48. Opponent 1 argued that starting from document D3, the objective technical problem could be formulated as providing a new use for PCSK9 inhibitors and that merely by repeating the teaching of document D3 (or D1 or D23) which routinely involved measurement of Lp(a) levels the skilled person would have arrived at the subject-matter claimed.
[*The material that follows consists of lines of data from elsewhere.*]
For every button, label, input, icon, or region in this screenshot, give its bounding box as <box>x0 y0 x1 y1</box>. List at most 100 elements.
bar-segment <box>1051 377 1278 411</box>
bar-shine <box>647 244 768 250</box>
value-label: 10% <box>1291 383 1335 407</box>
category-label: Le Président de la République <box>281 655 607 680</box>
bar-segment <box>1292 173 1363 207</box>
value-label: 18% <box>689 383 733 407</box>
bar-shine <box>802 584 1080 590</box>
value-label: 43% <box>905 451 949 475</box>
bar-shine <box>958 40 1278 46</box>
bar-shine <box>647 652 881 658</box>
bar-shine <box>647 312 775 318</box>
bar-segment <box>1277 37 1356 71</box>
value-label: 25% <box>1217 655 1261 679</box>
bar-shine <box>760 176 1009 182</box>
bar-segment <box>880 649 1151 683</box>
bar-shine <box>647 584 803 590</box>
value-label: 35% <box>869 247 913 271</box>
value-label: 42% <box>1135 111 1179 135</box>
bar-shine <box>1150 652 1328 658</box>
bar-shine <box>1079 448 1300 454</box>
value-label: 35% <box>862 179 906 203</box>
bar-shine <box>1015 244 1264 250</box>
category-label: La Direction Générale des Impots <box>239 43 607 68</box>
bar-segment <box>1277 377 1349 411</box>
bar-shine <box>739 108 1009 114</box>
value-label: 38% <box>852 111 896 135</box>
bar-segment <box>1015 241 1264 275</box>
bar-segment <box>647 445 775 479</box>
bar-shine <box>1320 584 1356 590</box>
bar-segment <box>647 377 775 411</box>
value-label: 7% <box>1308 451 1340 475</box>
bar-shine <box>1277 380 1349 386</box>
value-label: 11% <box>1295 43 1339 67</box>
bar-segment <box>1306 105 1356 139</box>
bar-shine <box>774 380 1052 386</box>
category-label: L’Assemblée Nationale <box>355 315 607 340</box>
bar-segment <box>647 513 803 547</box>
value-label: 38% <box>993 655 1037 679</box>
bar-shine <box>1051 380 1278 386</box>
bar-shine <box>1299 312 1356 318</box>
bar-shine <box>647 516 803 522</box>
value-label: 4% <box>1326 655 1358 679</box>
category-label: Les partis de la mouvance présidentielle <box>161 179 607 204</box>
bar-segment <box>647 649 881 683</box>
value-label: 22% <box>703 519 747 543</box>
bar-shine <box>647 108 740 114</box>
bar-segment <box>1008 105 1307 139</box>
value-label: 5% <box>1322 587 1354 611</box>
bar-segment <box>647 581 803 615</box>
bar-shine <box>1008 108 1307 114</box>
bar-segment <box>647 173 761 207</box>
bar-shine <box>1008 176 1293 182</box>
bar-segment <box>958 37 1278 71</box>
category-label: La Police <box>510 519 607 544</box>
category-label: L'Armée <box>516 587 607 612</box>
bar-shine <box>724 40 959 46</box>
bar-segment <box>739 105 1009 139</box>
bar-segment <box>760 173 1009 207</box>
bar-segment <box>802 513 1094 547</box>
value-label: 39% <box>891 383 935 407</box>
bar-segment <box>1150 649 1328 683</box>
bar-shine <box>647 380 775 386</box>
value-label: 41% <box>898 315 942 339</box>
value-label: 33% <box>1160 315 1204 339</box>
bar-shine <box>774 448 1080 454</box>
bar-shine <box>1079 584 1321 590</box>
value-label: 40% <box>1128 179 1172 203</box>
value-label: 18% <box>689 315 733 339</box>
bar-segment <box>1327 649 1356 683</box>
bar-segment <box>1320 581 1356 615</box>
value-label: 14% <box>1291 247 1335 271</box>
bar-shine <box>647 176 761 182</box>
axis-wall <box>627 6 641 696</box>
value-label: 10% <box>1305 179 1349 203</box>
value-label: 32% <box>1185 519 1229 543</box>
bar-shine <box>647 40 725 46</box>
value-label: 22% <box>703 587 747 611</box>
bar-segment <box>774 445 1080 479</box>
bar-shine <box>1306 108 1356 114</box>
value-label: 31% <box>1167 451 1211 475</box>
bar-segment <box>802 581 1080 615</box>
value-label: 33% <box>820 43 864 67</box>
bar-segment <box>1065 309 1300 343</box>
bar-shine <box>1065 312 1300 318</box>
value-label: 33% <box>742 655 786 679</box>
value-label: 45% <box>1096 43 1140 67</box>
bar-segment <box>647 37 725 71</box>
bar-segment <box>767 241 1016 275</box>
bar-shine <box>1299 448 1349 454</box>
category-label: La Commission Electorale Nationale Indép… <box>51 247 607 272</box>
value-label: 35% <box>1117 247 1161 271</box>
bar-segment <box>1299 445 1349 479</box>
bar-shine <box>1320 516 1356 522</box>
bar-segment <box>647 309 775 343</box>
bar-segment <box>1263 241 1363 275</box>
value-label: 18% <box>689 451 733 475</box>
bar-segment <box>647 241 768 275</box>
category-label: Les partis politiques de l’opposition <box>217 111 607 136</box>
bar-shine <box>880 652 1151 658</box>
49. The board does not agree with this conclusion. The skilled person, starting from the disclosure in document D3 and seeking a solution to the above formulated problem, would not have found any indication in that document that PCSK9 inhibitors could lower Lp(a) levels, even taking into account common general knowledge or other disclosures in prior art documents (see points 37. to 41. above). From the disclosure in document D1, which is the only document that mentions Lp(a), the skilled person could have concluded that Lp(a) was one of seven pharmacodynamic parameters measured. An effect of the anti-PCSK9 antibody on other parameters than LDL-C (reduced) and HDL-C (no change) is not reported. Even when setting out to find new uses for PCSK9 inhibitors, as suggested by opponent 1, the skilled person would have had no reasonable expectation that Lp(a) levels would be reduced by PCSK-9 inhibitors or that lowering Lp(a) levels would be beneficial for a particular patient group. Since in document D1 the patients were selected for their LDL-C>100 mg/dL and fasting triglycerides <=200 mg/dL levels, determining if anti-PCSK9 inhibitors lowered Lp(a) levels would have required running a new clinical trial with the appropriate patient groups and controls. Nothing in document D1 or in the remaining prior art suggests to embarking on such a research project. As established in point 44. above, the skilled person was also not in a "try and see" situation.

50. The board concludes that also when starting from documents D1, D3 or D23, the skilled person would not have arrived at the claimed subject-matter.

51. The subject-matter of claim 1 is inventive (Article 56 EPC). The same applies to the subject-matter of dependent claims 2 to 12 which share all features of claim 1.